In MANTRA II, Mitchell Krucoff (Duke University Medical Center, NC, USA) and colleagues recruited over 700 patients undergoing elective catheterisation and percutaneous coronary intervention from nine centres in the USA. 371 patients were assigned to having an off-site prayer group pray for them and 377 had no prayer group. Prayer groups included Christian, Muslim, Jewish and Buddhist groups. In addition, half of the patients were also assigned to MIT therapy and half to no MIT therapy. MIT involved teaching the patients relaxed breathing techniques and playing them easy listening, classical, or country music during their procedure. The investigators found that neither therapy alone or combined showed any measurable treatment effect on major adverse cardiovascular events, hospital readmission and/or death. However, patients receiving MIT therapy did have less emotional distress prior to their procedures and a slightly lower 6-month mortality when compared with those not receiving the therapy.

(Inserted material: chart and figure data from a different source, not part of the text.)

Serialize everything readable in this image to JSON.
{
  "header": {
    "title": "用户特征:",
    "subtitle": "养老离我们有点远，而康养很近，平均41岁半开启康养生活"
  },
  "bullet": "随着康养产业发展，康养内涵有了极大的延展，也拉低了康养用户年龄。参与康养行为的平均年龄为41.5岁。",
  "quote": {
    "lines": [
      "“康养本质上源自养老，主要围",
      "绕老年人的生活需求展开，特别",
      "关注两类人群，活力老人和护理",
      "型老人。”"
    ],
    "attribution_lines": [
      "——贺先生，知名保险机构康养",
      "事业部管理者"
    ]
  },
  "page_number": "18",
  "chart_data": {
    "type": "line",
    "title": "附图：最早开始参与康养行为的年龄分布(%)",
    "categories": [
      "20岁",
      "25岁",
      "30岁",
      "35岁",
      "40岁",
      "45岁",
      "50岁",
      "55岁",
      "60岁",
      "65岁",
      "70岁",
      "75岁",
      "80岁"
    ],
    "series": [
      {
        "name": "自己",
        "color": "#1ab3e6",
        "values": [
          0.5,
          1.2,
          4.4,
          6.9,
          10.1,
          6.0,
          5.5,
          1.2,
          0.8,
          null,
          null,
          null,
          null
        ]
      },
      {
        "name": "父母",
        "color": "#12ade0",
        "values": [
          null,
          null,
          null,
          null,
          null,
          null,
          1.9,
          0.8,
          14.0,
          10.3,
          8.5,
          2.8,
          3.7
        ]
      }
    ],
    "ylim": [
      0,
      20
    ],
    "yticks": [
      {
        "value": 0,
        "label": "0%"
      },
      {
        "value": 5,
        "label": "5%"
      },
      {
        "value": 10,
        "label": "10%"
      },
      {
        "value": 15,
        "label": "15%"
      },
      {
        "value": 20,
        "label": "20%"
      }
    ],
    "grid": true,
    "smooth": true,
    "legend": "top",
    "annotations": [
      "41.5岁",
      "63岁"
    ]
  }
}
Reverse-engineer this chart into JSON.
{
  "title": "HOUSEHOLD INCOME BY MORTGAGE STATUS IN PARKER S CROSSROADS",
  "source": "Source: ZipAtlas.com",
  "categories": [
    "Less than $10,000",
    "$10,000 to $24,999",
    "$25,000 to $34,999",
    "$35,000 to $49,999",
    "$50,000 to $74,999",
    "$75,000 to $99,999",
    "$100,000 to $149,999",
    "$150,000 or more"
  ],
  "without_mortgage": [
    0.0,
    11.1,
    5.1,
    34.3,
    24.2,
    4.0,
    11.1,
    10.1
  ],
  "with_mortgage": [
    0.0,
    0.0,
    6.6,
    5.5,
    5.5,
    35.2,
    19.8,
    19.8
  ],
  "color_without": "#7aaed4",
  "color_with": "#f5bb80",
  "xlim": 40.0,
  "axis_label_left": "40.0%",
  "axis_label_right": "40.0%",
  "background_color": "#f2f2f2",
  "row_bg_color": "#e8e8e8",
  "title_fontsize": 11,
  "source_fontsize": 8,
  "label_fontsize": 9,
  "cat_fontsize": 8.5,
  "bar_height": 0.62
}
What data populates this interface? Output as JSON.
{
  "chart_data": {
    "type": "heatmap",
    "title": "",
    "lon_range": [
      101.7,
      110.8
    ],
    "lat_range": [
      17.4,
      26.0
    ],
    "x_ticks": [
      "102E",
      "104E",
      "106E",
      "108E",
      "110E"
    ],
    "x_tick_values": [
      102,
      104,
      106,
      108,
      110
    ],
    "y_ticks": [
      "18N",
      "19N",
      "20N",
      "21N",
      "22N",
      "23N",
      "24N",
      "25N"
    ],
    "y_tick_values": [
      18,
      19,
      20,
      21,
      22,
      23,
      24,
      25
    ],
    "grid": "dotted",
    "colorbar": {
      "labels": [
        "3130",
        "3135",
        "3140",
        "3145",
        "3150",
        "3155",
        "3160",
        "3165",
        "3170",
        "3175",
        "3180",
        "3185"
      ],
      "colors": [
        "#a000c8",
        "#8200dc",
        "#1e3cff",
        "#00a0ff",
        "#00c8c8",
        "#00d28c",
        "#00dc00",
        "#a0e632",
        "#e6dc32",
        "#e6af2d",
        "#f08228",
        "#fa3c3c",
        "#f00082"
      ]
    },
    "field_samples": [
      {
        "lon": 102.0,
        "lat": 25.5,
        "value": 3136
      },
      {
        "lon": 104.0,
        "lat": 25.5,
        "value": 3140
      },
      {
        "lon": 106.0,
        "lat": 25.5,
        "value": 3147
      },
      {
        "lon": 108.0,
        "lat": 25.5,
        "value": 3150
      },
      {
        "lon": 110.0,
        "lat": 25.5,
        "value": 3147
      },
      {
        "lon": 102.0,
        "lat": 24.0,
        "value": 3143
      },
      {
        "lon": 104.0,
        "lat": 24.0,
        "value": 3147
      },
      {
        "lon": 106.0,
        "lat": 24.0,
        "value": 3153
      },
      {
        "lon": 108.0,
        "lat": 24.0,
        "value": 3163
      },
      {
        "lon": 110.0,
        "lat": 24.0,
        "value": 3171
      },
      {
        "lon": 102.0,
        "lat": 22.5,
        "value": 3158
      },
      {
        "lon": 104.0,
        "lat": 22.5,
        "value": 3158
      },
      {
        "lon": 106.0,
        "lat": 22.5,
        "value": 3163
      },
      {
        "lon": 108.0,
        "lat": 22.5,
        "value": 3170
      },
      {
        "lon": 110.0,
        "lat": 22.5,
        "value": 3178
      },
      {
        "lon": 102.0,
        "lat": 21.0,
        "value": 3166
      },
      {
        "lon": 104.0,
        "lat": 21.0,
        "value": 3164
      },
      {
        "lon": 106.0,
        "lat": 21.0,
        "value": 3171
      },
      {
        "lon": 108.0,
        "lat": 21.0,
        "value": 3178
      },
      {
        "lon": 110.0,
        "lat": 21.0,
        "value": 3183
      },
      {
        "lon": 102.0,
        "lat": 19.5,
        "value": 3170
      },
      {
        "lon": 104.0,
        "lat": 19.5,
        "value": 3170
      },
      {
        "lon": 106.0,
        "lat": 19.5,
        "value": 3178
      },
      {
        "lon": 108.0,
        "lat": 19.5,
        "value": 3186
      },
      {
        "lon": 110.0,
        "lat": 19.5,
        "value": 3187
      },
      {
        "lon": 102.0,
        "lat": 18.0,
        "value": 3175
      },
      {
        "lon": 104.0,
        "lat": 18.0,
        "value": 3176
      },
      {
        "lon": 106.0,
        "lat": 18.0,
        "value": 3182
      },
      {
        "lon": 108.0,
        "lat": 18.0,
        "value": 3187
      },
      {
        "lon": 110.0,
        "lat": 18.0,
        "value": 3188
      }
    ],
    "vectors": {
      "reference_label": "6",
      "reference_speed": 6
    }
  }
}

Dr Krucoff concludes: “If we want to understand the role of human capacities and resources in the midst of our most advanced medical technologies, we have to do good science. With no notion of the actual mechanisms involved in ancient healing practices such as prayer or touch or music, structured outcomes research allows us to collect data that we can learn from in many ways. Although the primary endpoints in this study showed no definitive treatment effects, secondary analyses can be useful for hypothesis generation to guide future trials.”

In an accompanying Editorial The Lancet comments: “Do the results of the MANTRA II study rule out the use of noetic therapies in modern scientific medicine? Such a conclusion would be premature. The contribution that hope and belief make to a personal understanding of illness cannot be dismissed so lightly. They are proper subjects for science, even while transcending its known bounds.”